# Prince splitter valve leak in detent assy



## pybyr (Jul 8, 2012)

So, today I am using the splitter (which will be a year old in August and works like a dream (Timberwolf TW-HV-1)) and I notice some wetness.

Turns out to be a drip from the control valve, which is a Prince LS3000.

The leak is appearing at the bolt on the detent adjusting screw/ assembly.

Going to contact Timberwolf tomorrow (warranty is a year, so hopefully this will be covered), but in the interest of trying to get to the bottom of what it may need, have pulled up the Prince manual for the valve- see items 11-26 at page 6 of:

http://www.princehyd.com/Portals/0/products/valves/LS3000Manual.pdf

Looks like there is a kit available for a replacement detent assembly, but it looks like the kit (list at least) is $53.80. This on a valve that lists for around $100. Ouch

Anyone ever work on one of the detent kits and did you get anywhere by just replacing o-rings and seals?

I've rebuilt seals on spool valves, hydraulic motors, and other stuff but never before ran into a leak in a detent or pressure relief.

Appreciate any suggestions.

Thanks in advance for the help.


----------



## Flamestead (Jul 8, 2012)

I have the same splitter, with about 60+ cords of use on it. Valve had always been dry until this Spring. One day noticed oil when I was done splitting. Have been watching it ever since, and am not getting any more leakage.

I don't have any rebuild experience to share, but would note you need to be pretty clear with them when you order parts - took multiple attempts to get the right hydraulic filter from them (finally brought the old filter in and handed it to them).

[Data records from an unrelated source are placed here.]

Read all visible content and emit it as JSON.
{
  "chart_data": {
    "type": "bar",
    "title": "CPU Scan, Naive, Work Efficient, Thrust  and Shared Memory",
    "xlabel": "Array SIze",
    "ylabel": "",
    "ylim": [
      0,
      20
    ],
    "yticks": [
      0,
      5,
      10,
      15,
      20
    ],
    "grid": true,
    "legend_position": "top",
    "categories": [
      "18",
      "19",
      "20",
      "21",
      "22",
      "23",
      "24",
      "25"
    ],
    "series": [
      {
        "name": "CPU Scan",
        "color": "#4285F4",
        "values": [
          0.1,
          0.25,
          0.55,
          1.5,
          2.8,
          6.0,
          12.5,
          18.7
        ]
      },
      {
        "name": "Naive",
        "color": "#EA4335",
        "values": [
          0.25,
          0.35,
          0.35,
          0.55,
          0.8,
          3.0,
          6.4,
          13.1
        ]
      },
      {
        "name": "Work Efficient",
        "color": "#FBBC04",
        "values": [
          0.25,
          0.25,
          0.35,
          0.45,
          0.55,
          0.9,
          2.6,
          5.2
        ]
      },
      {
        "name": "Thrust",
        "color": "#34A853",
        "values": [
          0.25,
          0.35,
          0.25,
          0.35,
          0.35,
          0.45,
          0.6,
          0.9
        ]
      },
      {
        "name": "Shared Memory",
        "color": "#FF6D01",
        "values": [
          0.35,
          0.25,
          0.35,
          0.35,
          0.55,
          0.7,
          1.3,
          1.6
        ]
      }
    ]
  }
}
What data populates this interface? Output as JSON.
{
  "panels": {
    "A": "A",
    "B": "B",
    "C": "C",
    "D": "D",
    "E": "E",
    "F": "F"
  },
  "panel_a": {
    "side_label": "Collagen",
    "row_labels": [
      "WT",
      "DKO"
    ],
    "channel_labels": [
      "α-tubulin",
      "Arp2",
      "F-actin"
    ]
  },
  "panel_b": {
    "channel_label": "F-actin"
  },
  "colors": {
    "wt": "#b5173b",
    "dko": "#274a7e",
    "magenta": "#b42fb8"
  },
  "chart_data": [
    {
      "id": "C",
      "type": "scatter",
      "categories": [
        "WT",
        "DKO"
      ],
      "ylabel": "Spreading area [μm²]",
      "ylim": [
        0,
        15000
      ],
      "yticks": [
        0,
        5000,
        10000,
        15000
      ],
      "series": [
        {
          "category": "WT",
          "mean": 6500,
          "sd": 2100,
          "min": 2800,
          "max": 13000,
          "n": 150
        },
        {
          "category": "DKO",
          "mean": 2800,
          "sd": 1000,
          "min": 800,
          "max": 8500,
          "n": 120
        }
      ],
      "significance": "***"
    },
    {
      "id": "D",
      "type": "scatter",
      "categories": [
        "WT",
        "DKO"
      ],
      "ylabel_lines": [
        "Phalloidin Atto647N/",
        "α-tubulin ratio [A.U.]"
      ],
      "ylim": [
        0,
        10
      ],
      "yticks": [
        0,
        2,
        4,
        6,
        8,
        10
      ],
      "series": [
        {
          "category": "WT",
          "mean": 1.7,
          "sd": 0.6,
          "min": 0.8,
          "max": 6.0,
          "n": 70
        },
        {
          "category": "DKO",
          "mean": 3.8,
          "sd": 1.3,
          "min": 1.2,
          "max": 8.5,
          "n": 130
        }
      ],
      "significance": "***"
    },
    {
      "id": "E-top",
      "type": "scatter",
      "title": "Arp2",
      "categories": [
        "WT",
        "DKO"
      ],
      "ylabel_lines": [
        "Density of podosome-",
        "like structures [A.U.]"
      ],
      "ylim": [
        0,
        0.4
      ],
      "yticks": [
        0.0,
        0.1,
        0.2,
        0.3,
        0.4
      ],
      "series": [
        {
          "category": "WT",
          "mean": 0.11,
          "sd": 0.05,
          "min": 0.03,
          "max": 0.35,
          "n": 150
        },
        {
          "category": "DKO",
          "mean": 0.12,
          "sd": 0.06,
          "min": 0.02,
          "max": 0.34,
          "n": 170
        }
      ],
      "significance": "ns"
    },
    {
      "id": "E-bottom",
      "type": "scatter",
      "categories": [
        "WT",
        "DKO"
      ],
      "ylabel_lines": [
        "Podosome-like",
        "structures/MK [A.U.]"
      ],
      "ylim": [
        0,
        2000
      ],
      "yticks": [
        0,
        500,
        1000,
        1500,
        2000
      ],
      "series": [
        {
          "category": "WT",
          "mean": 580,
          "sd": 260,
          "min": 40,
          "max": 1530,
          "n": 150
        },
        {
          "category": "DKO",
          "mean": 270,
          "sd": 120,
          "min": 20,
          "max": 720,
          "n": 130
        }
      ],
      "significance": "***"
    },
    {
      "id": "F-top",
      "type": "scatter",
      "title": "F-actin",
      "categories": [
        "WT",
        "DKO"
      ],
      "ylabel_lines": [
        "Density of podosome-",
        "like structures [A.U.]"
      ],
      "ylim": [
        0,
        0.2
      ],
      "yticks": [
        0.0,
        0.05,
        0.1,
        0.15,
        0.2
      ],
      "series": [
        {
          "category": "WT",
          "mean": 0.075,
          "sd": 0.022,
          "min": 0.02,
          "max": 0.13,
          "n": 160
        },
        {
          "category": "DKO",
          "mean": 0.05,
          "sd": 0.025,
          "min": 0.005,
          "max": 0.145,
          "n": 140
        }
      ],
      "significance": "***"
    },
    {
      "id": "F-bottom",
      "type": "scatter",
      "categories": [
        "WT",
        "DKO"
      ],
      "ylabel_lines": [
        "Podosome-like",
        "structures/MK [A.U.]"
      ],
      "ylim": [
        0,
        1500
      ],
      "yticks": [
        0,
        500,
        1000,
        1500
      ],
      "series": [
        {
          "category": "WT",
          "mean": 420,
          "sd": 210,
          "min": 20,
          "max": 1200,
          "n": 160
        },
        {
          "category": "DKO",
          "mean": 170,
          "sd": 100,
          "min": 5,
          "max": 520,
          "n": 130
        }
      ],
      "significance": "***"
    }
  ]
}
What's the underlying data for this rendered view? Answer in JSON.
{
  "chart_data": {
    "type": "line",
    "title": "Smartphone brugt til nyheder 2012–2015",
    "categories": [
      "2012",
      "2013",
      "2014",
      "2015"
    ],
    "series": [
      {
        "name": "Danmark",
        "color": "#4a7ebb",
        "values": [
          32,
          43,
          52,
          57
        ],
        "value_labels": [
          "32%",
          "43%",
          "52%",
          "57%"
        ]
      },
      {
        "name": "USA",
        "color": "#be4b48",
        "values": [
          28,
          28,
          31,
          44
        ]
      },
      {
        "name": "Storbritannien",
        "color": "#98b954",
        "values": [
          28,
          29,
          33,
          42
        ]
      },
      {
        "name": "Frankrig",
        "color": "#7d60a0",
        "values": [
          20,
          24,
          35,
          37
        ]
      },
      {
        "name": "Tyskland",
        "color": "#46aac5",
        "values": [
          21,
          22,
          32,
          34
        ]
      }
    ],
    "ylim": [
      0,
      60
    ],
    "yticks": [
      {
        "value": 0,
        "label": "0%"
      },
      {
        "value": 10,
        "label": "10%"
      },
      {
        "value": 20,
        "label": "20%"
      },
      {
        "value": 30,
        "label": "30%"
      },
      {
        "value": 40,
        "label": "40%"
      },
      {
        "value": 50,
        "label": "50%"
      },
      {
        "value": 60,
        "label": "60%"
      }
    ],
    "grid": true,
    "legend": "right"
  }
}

Great splitter - was just using it today.


----------



## pybyr (Jul 9, 2012)

Timberwolf is sending out an entire new valve on their nickel for both part and shipping, along with a label to return the old one to them. Since they're nearby, it should arrive tomorrow. Great service on a great product!


----------



## Jags (Jul 9, 2012)

pybyr said:


> Timberwolf is sending out an entire new valve on their nickel


 
Sounds like you already have all the help you need.


----------



## pybyr (Jul 11, 2012)

New valve was sitting on my porch when I got home yesterday.  Pulled the old valve and installed the new.  All's well.  Tremendously impressed with the service from Timberwolf.  They included a label for shipping the old valve back to them on their tab. Doesn't get much better than this!


----------